The Letter diproduksi dengan niatan untuk ikut berkompetisi dalam satu ajang festival film lokal. Idenya sederhana. Seorang ayah yang ditinggal putranya untuk bekerja, dan lambat laun sang anak pun melupakan sang ayah. Satu hal yang sepertinya lumrah di jaman sekarang. Teknologi komunikasi yang semakin canggih bukan justru mendekatkan, namun menjauhkan. Dalam ajang Festival Indonesia -Australia (FSAI) tahun 2016, Wakil Duta besar Australia untuk Indonesia, Allaster Cox memberikan apresiasi khusus pada film ini dalam pidatonya, karena begitu mengingatkan pada hubungan batin antara ia dengan ayahnya. Sayangnya, film ini gagal meraih predikat film terbaik di ajang ini.
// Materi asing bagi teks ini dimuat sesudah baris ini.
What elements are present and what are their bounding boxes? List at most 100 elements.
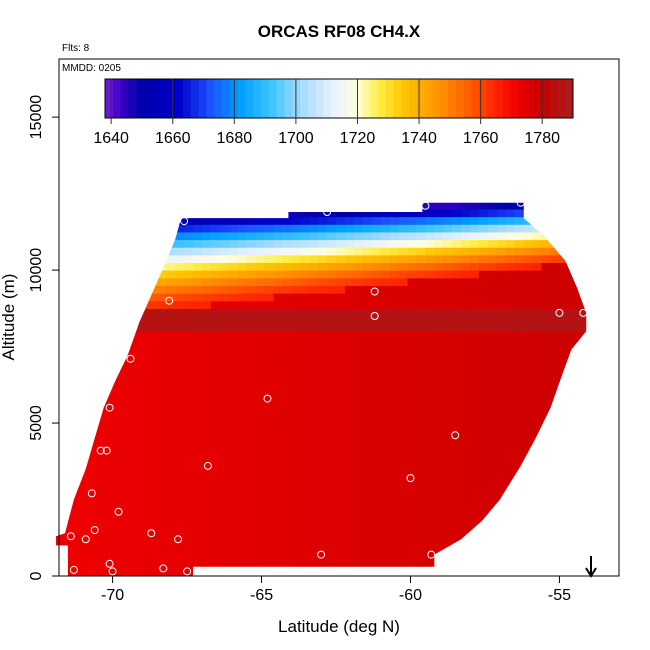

Modal besar kekuatan film ini adalah pemain dan setting rumah, berbekal bujet produksi hanya Rp 1 juta. Brisman H.S. adalah seorang aktor senior asal Jogja yang telah sering bermain sebagai peran pembantu dalam film layar lebar. Beruntung, kami memang sudah berhubungan baik dengan beliau. Dua tahun sebelumnya, beliau juga pernah bermain dalam film kami. Hingga kini, beliau telah terlibat dalam 4 produksi film pendek kami. Satu lagi adalah setting rumah “klasik” yang digunakan untuk produksi film ini. Beruntung, rumah ini dimiliki oleh relasi dari satu rekan kami hingga untuk menembungnya pun tak sulit. Di rumah ini, perabot pun sebagian masih kuno, seperti meja, kursi, lemari, hingga jam antik. Tampilan serta semua yang ada dalam rumah ini sangat cocok dengan kisah filmnya.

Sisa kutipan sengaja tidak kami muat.